Thursday, March 20, 2008

In an effort to avoid doing homework I should be doing, I am instead going to write about the silliness of crushes.

Now, I say silliness, but in all honesty I think there is something healthy, necessary, and adorable in one's ability to "have a crush." I myself began to wonder if I wasn't dead inside because I didn't have one for well over four years or so. When you find yourself liking someone--wanting to get to know them, see them, spend time with them--it rejuvenates you to some degree. I also find it intensely annoying, but I think it shows that the tender emotions are alive and well.

What is it about us that causes us to crush? This is the question I find myself pondering. Is a crush different than being in lust, or in love for that matter? In my late teens and early twenties I pondered the idea of love at first sight to a painful degree. It seems that when one discusses love, or the one (if there is just one) you cannot avoid the discussion of whether you believe in love at first sight or not. And if you develop a crush but not immediately does that cheapen whatever connection may arise from there? If you don't immediately want to be close to someone does that mean that any longings or urges thereafter are less sincere? Finally, is having a crush the same as having lust? Or is lust always a crush, but having a crush not always lust?

This is the problem with higher education, I can wax philosophical on just about anything.

But this is an issue I haven't given much thought, at least not in a good five years or so. Having a crush, certainly talking about it, is thought of as a young person's urge--I think. Certainly drawing your name and someone else's with a heart around it is juvenile, but what about seriously considering the feelings and where they come from? Is it immature because it's a crush, or something not enough adults do for fear of being laughed at?

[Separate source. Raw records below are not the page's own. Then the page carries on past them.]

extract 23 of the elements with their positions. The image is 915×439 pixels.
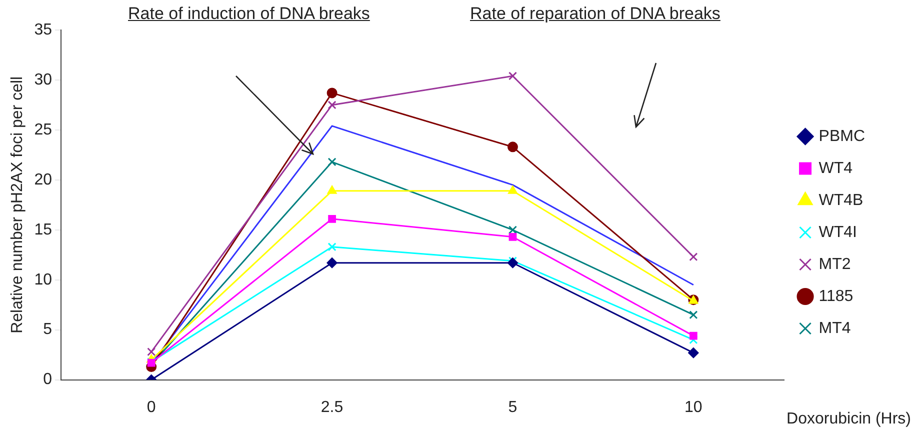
- x-tick-label: 0: [146, 398, 156, 416]
- legend-label: WT4I: [818, 224, 857, 241]
- legend-label: 1185: [818, 288, 854, 305]
- y-tick-label: 20: [34, 171, 52, 188]
- y-tick-label: 25: [34, 121, 52, 138]
- legend-label: PBMC: [818, 128, 866, 145]
- text: Rate of induction of DNA breaks: [128, 4, 370, 24]
- y-tick-label: 30: [34, 71, 52, 88]
- y-tick-label: 15: [34, 221, 52, 238]
- y-axis-title: Relative number pH2AX foci per cell: [9, 76, 26, 334]
- legend-label: WT4B: [818, 192, 864, 209]
- y-tick-label: 5: [43, 321, 52, 338]
- legend-label: MT2: [818, 256, 851, 273]
- text: Rate of reparation of DNA breaks: [470, 4, 720, 24]
- x-tick-label: 10: [684, 398, 702, 416]
- y-tick-label: 0: [43, 371, 52, 388]
- x-axis-title: Doxorubicin (Hrs): [786, 410, 911, 428]
- x-tick-label: 5: [508, 398, 518, 416]
- y-tick-label: 10: [34, 271, 52, 288]
- legend-label: WT4: [818, 160, 853, 177]
- y-tick-label: 35: [34, 21, 52, 38]
- x-tick-label: 2.5: [320, 398, 344, 416]
- legend-label: MT4: [818, 320, 851, 337]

I figure I might as well have at it since my tolerance for being laughed at is so high, and I think someone ought to do it.

We'll start with the crush/lust dynamic. I think you can lust without a crush--this seems obvious by every person that has ever wanted to sleep with someone, but didn't necessarily want to date or know them. I don't know that you can crush without lust, however. What is a crush if it doesn't involve sex, after all; wouldn't that just be friendship? And how do we account for crushes that arise later in a relationship and not immediately; I don't think a feeling is less real or viable because it was lacking an immediate connection. And that brings me to love at first sight.

I don't think I believe in love at first sight. I have certainly felt an (almost) overwhelming lust when seeing someone; I have also felt an undeniable urge to get to know a person or spend time with them. But I don't think I would call this love. Even when things work out and you do end up dating or what-have-you, it doesn't seem in my experience that the initial emotion would qualify as love. It is romantic to think of love at first sight as real, and, perhaps, one could claim that connection at first sight is real, but is love possible in an instant? Or, perhaps it is always love at first sight because even if you've known a person for years you find yourself in one moment, unexpectedly, loving them and seeing them anew for the first time? That I could believe.

I think the biggest thing that has my thoughts in a bind, however, is telling the difference between true like/lust/love and being lonely. Sometimes when you're lonely enough you seriously contemplate romantic thoughts where you never would if things were different. Naturally, if things weren't the way they are they would be different, but my point here is that is it possible to trust such feelings when such loneliness is present? And, if you are desperate, lonely, whatever, how do you know when something that started in that situation became something real or recognize it for the filler that it is? On the flip side of this I have to wonder how often romantic tendencies are brushed off because a person is happy in their solitude. Having a crush or any variation thereof is annoying--you find yourself thinking on a person, wishing to see them, wanting to talk to them and suddenly the island of you just isn't enough any more. That is so darn frustrating when you are a loner like myself. In that case, should one pay more attention to a crush that has gotten through the layers of solitude, or does it just mean that everyone like someone from time to time? I seem to have nothing but questions for you today.

I know what a healthy relationship should look like, but I'm not sure I know how one would feel. I certainly haven't had one in my adult years and now, the older I get, the more I flounder as I consider how to progress. Certainly there are some rules that clarify things for me--never approach anyone in a relationship or that you think would be perfect if he just changed a little. These are easy rules to follow, but don't necessarily stop the feelings themselves. That in turn leads us to the ultimate question of how does one shake an unwanted crush? I've been asking that since high school and I don't think I know of anyone that has an answer. I think that is why the book He's Just Not That Into You annoyed the crap out of me. It doesn't matter if he isn't into me; it doesn't matter that logically I know that. The problem is that I am into him. Of course, being able to vocalize to myself that I should wait for someone who is into me helps put things in perspective, but these tender emotions still persist. Did I say I was glad I wasn't dead inside?

Frankly, life is so much easier when you are the person you can be instead of working at being the person you want to be. That's pretty much the only nugget I have garnered from this contemplation on crushes. There is a positive side to all of this, though: all-in-all I'm significantly less insane than I was in high school. At least I've got that going for me.